By Craig Gibbons, Jaunty Social Trainer
Sometimes I can't stand to watch a Michael Cera movie, like Juno, because his juvenile awkwardness is just so uncomfortable. Thinking about it, though, I realize that I'm uncomfortable because I can relate so much to the situations that he gets caught in. I'm empathizing with him and can feel the anxiety that awkwardness causes in the situation – almost enough to make me to want to turn off the movie. It's funny – empathy can be the cause of stress, but it's also the way we make a connection with others. By being aware of our own empathy, we can use it to connect to others and take advantage of the situation for the better.
For instance, when I was in college, I was studying in the library when a woman walked in and sat at the table behind me. She was talking loudly on the phone and being kind of obnoxious. I looked back and saw the woman, who seemed very wrapped up in her own little world. A young man was seated across from her trying to read a book. I could see an annoyed look on the guy's face before I turned back toward my own work and tried to block out the woman's talking. After a few minutes, the aggravated young man finally made a request for the woman to go outside. The woman immediately became defensive and hostile toward him. The two began to vocally fight. The young man was not handling the situation in the best way, and the woman seemed to intentionally be trying to start something.

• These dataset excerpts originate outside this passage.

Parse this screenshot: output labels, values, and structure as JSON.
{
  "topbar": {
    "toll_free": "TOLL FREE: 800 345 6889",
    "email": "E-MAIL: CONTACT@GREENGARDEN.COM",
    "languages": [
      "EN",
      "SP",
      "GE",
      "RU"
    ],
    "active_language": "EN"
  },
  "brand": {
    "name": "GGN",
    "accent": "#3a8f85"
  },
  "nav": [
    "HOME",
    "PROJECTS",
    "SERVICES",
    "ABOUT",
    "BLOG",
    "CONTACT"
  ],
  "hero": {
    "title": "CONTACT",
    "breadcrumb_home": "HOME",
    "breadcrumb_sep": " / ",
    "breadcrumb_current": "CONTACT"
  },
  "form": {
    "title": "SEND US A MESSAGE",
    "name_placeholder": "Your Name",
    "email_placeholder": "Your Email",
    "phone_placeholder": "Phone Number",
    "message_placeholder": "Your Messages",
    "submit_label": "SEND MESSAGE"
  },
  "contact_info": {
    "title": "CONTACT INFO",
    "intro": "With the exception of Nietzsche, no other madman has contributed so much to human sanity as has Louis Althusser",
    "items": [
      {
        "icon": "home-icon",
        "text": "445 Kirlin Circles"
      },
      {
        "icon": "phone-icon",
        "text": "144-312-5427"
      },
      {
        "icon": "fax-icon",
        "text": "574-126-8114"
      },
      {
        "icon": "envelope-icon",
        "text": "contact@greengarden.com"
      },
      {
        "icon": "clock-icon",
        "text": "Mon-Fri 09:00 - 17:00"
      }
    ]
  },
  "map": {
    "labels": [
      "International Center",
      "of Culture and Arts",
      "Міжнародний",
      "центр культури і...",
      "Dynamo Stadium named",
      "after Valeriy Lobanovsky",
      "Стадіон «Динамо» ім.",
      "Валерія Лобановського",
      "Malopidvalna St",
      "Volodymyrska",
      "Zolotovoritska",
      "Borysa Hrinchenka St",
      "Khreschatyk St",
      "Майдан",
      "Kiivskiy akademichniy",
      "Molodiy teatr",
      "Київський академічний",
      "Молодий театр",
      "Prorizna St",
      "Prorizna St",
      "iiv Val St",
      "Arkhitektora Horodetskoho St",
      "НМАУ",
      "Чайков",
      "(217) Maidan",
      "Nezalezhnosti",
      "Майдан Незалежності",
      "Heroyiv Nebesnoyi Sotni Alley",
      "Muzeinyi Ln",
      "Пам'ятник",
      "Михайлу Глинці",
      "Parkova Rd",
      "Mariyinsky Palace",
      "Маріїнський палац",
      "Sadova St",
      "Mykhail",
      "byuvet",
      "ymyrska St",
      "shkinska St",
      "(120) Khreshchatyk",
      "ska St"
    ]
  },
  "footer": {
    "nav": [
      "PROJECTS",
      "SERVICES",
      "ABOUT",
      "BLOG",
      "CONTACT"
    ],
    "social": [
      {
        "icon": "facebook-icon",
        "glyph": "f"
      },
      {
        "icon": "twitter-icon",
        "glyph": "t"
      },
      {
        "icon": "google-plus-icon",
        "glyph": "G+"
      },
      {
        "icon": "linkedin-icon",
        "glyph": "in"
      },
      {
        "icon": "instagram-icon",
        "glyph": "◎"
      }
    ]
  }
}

Outside of the tension of their situation, I realized that I was feeling stressed out just having to listen. I was empathizing with the discomfort of their public argument. But then I stopped listening and turned my head to look at everyone else in the room. In the immediate area, I could see about ten people either looking directly at the scene or visibly showing anxiety from the tension. As the fight went on, all our tension went higher and higher until I couldn't take it anymore. I didn't want to feel the tension, and I didn't want anyone else to feel it either. I realized that I could do something about it, and assertively interrupted them.
I said, "Hey guys, I don't think it's your intention, but your arguing is causing us a lot of tension. What can we do about this?"
Afterwards, I could feel the release of tension among myself and all the people within earshot. I suddenly became the hero of the room. I wouldn't have known that it was affecting everyone else if I hadn't taken a second to be aware of everyone else's feelings. I could sense that the nearby students were grateful that the situation was over. Afterwards, someone sitting nearby turned and expressed their gratitude that the argument was over.
Recognizing how other people are feeling, and identifying with those feelings allows us to take action in a way that will positively affect our status. You can become the hero of conversation. You can make someone's day. You can even stop something that's negatively affecting the emotions of others. Empathy is a tool that we can use with strategy and intuition to benefit us. You may not be the best at empathizing, but you can learn. What kind of situations have you been in where you could empathize with someone else, and what could you have done to help?